Mercoledì 15 febbraio alle 20, nella Sala Archi del Complesso monumentale di Santa Chiara a Solofra, Renato Siniscalchi, responsabile della sezione Letteratura della rassegna, presenterà “La società dei devianti”, di Piero Cipriano, edizioni Elèuthera.

A partire dalla sua frequentazione quotidiana con la sofferenza psichica, Cipriano si misura con quella stanchezza esistenziale, sbrigativamente definita depressione, che la nostra società antropofaga prima alimenta e poi cerca di etichettare con quel furore diagnostico e categoriale che le è proprio. A ogni deviante la sua etichetta, medica o psichiatrica, ma anche sociologica o giudiziaria, che così diventa una sorta di tatuaggio identitario, un destino imposto da cui tutto il resto deriva: gli obblighi, i percorsi, le scuole, le cure, i farmaci, le prigioni, ciò che ognuno potrà o non potrà fare (ed essere) nella sua vita.

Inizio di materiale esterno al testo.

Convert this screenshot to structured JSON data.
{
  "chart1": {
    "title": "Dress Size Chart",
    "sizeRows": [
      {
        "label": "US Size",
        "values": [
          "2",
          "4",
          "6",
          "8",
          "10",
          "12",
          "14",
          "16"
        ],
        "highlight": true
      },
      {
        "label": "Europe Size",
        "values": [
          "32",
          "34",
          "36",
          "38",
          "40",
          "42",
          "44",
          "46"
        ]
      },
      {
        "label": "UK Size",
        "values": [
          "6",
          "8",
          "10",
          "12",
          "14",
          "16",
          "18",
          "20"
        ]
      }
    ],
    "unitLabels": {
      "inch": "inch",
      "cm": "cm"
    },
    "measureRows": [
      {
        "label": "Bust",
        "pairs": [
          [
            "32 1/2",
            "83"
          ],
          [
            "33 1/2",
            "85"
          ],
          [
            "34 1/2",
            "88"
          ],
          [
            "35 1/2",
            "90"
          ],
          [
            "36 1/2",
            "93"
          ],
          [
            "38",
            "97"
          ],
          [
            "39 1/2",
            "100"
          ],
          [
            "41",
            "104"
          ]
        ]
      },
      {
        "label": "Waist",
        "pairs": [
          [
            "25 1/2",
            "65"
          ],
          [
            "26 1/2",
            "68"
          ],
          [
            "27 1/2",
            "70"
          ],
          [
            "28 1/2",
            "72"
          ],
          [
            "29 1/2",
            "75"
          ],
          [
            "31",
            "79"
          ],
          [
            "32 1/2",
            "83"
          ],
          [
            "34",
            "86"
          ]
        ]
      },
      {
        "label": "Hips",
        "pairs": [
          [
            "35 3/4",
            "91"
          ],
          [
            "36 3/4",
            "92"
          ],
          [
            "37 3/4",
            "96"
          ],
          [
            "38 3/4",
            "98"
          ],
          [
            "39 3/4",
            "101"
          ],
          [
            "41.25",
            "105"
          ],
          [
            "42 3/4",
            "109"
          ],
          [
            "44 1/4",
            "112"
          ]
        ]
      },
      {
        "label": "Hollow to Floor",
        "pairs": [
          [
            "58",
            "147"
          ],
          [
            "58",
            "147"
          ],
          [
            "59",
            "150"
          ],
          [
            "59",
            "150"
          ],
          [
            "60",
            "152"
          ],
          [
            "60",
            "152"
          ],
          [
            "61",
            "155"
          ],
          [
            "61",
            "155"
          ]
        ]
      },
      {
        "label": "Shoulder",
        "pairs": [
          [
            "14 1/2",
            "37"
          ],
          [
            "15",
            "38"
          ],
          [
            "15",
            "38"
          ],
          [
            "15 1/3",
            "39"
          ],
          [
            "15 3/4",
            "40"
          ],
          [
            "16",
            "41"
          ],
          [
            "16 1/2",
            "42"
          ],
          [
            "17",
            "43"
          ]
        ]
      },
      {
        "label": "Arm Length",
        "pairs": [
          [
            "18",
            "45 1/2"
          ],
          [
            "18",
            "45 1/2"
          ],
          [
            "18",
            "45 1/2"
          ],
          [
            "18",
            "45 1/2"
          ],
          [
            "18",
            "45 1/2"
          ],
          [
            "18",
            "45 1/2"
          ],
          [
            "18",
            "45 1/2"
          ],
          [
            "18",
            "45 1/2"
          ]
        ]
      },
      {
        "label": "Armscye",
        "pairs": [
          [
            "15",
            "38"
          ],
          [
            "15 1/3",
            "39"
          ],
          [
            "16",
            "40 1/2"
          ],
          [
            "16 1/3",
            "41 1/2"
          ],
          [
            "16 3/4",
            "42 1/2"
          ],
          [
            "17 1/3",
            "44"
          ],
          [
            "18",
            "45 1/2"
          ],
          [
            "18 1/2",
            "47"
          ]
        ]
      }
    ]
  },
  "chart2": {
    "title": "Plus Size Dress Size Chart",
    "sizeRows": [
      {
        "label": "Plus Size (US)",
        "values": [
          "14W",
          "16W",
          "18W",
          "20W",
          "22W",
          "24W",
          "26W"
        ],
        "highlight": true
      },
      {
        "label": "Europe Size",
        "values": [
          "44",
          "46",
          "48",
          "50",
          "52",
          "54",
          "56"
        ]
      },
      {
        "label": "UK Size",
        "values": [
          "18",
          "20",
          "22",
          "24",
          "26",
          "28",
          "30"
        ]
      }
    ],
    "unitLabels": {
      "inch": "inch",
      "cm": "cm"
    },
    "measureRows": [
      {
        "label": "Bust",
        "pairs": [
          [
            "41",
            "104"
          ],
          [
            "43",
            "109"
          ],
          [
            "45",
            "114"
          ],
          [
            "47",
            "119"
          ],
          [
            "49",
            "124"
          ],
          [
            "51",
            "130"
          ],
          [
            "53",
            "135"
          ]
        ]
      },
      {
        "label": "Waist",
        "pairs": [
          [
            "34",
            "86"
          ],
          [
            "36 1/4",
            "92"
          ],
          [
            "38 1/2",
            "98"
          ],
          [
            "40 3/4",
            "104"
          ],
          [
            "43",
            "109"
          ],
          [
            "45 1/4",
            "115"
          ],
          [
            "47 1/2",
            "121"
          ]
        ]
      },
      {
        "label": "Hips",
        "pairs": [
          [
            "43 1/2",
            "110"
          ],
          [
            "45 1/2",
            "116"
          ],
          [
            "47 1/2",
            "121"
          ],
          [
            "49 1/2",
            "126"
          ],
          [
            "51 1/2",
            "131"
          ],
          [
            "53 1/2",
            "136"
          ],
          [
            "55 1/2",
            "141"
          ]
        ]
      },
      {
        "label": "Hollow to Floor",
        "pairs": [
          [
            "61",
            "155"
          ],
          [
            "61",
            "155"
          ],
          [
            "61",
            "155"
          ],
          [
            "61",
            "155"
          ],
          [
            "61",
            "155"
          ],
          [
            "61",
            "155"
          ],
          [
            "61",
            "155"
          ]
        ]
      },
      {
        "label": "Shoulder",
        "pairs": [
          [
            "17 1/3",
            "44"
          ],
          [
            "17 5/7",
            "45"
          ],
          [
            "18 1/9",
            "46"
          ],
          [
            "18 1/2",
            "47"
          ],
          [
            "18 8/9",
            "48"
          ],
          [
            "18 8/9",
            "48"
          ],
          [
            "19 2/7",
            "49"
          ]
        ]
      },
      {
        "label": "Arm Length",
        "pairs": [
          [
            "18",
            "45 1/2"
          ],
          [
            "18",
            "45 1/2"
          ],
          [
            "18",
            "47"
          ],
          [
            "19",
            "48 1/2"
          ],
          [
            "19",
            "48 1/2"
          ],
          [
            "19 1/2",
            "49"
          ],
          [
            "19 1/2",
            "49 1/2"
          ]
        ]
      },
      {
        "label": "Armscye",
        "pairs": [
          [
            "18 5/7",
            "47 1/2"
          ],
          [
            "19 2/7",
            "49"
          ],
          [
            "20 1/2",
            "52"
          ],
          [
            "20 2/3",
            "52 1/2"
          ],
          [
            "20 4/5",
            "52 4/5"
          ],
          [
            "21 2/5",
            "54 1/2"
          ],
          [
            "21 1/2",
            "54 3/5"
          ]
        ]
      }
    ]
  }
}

“Ho vissuto – scrive l’autore – metà del mio tempo nei luoghi dove si deposita la follia più indesiderata e tutta la possibile devianza dalla norma. E ho visto, da questo luogo privilegiato, in che modo gli uomini si trasformano, siano essi i curanti o i devianti.” “La società dei devianti” è il terzo volume della cosiddetta “trilogia della riluttanza”: con gli altri due, “La fabbrica della cura mentale” e “Il manicomio chimico”, Cipriano ha riportato in auge, con un approccio nuovo e originale, il dibattito pubblico sul disagio psichico e le sue implicazioni sociali, culturali, antropologiche.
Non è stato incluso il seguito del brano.